The incidence of Clostridium difficile-associated disease (CDAD) is increasing. There are few data on the short-term and long-term attributable costs of CDAD. The objective of this study was to determine the acute and 180-day attributable inpatient costs of CDAD.


We performed a retrospective cohort study of all patients without operating room costs who were admitted for > or =48 h to Barnes-Jewish Hospital, a tertiary care hospital in St. Louis, Missouri, 1 January 2003-31 December 2003 (n = 24,691). Attributable costs of CDAD were determined by multivariable linear regression and propensity-score matched-pairs analyses (n = 684) for the hospitalization in which CDAD occurred and per patient over a 180-day period, including the initial hospitalization.

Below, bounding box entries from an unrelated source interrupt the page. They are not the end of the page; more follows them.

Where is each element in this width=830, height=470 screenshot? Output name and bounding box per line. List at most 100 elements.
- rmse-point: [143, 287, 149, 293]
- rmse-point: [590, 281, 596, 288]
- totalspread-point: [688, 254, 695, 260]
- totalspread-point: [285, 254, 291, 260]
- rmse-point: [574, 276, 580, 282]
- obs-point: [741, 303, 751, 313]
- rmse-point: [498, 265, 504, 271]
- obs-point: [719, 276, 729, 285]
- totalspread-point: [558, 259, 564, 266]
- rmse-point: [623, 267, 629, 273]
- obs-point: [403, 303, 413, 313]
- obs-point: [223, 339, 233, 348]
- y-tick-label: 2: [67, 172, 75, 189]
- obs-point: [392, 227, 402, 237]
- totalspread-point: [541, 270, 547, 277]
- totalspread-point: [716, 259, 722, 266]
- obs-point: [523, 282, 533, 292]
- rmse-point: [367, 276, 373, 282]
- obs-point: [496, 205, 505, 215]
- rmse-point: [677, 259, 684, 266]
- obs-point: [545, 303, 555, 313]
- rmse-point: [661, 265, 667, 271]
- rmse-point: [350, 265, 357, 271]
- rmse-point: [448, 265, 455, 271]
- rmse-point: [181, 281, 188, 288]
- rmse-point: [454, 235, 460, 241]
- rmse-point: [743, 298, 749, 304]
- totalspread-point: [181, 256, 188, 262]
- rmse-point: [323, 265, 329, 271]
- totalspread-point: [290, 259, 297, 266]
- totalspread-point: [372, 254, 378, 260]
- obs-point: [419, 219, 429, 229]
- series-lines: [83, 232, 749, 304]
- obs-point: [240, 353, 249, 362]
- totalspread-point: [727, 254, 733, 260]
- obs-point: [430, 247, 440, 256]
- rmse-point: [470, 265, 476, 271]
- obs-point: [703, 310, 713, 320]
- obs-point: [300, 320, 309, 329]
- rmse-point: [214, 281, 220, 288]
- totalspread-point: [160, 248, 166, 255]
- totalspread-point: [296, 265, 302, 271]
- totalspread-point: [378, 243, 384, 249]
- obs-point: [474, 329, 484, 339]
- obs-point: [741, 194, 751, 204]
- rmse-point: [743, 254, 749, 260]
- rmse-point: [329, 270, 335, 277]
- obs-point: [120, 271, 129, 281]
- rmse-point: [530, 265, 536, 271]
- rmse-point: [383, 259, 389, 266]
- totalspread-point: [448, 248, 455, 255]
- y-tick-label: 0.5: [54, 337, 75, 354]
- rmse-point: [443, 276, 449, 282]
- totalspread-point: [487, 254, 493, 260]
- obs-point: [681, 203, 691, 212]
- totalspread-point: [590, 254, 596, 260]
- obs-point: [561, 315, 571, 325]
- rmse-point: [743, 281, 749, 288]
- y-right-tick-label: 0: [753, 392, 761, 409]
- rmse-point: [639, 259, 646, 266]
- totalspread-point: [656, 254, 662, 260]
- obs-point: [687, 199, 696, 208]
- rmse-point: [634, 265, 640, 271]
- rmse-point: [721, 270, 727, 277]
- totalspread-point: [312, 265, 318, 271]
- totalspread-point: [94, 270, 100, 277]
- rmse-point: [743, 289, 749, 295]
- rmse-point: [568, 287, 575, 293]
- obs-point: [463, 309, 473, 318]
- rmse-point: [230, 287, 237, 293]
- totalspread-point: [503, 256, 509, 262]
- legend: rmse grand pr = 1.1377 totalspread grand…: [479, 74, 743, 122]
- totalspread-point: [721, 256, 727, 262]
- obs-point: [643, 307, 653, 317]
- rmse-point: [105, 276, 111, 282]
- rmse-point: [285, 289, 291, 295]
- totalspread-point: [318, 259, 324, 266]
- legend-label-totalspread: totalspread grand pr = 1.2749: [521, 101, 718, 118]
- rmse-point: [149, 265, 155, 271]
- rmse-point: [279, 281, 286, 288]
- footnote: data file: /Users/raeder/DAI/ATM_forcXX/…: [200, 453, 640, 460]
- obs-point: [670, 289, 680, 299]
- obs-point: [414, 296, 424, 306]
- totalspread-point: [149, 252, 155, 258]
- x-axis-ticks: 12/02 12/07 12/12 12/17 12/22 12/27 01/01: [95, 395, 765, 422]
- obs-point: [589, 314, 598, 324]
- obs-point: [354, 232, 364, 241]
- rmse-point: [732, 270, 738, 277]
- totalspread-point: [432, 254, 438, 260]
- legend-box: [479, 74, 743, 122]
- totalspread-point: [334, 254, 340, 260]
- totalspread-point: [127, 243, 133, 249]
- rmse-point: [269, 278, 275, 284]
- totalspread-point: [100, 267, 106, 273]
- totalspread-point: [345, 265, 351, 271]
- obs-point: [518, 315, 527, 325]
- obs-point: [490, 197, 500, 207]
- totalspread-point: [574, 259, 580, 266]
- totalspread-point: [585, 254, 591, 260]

CDAD was associated with $2454 (95% confidence interval, $2380-$2950; increase in cost, 41%) attributable costs per CDAD episode by linear regression and with $3240 attributable costs (P < .001; increase in cost, 33%) by propensity-score matched-pairs analysis. CDAD was associated with $5042 (95% confidence interval, $3797-$6481; increase in cost, 53%) attributable inpatient costs over 180 days by linear regression and with $7179 attributable costs for inpatient care (P < .001; 48% increase in costs) by propensity-score matched-pairs analysis.


CDAD was associated with a significant increase in costs for inpatient care and increased costs at 180 days after the initial hospitalization when the CDAD episode occurred.